Lande Hekt of Muncie Girls is all set to release her debut solo EP ‘Gigantic Disappointment’ on 15 November. The songs were written while on the road and recorded with Ben David of The Hard Aches at his studio in Cudlee Creek in the Adelaide Hills in Australia. Lande played all the instruments on each song on the EP, which was inspired by ’80s bands including The Replacements and ’90s alt-rock icons like Sleater-Kinney.

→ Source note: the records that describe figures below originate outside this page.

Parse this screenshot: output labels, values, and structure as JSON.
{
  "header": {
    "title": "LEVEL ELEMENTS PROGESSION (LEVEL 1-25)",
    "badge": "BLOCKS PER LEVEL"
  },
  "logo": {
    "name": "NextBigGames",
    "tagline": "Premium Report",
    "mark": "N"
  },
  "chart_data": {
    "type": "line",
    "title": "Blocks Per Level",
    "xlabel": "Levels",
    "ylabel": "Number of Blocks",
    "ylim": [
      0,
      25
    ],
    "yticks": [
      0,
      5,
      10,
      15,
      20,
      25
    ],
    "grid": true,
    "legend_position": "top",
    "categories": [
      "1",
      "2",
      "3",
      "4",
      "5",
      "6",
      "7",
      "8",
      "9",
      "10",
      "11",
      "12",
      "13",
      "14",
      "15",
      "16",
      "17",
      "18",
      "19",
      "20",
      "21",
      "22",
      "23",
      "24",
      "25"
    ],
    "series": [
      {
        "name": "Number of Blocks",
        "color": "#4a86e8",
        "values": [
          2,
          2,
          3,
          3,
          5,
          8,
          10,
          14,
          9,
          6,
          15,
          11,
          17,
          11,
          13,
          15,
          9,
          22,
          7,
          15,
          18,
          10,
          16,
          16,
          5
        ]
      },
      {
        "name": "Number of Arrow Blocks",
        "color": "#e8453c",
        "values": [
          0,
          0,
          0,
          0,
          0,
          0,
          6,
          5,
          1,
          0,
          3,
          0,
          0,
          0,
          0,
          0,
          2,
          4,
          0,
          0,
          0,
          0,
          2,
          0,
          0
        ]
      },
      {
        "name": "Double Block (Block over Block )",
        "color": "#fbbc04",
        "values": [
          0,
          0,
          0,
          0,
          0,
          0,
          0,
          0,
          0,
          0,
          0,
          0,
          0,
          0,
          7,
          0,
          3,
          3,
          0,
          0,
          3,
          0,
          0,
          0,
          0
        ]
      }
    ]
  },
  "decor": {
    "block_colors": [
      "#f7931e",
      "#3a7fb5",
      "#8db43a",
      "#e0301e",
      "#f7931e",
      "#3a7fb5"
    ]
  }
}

The song opens with ‘Wake Up’, an introspective song that captures the essence of ‘Sea Change’-era Beck. Clocking in at just under two minutes, the song finds Lande demanding ‘Wake up, wake up, I’ve pretty much had enough’ and then opening up about her emotions regarding the painful situation: ‘I was a little bit sad after the day you left, after the day that we’ve had’. Following this is ‘The Future’, a tune with the guitars very much tuned in. This was the first song Lande wrote for the release and it finds her referencing climate change and how we’re all running out of time while also focusing on more individual traits like throwing away notebooks and song ideas: ‘Give up alcohol, give up cigarettes, give up on a lot of things’; ‘Men make speeches for a tradition, a tradition that I never did like’.
‘Aeroplane’ opens with lyrics about landing next to a coral reef and then moving on to observations about anxiety, struggling to sleep and the possibility that you’ll ‘lose the will to breathe’. Lande then lays here feelings bare: ‘I’ll leave you, I’ll leave you as soon as I have somewhere to go/as soon as I have someone I want to know’ before delivering a whistling outro. ‘Carpet’, the first song to be released from the EP, is about the feelings you have when all your friends move away and you’re desperately trying to break out of old habits: ‘I’m a nicely placed carpet for your feet, tread on me’. ‘Everything Ends’ combines jangly Pavement-style riffs with power pop hooks as Lande first says ‘I want my bed’ and then ‘I want my friend’.
The slower ‘Letter’ has a DIY indie-pop sound reminiscent of Graham Coxon’s ‘Bittersweet Bundle of Misery’ as Lande fondly recalls being given a letter to read while on tour (‘I remember reading it in the van. I was really fed up with the boys. Your voice jumped out of the paper and it drowned out all the noise’) before situations change as the tour went on: ‘I wish I had a new letter, the old one doesn’t work anymore’. The closing title track again finds Lande opening up about her anxieties, the perils of society and how you can find solace in art: ‘Leave me alone, leave me with the problems you ignore, leave me in the slaughterhouse’; ‘I don’t want you, I don’t want anyone anymore’.
Although it may be called ‘Gigantic Disappointment’, Lande Hekt’s debut solo EP is anything but… It’s a huge success with honest lyrics, powerful observations and potent hooks.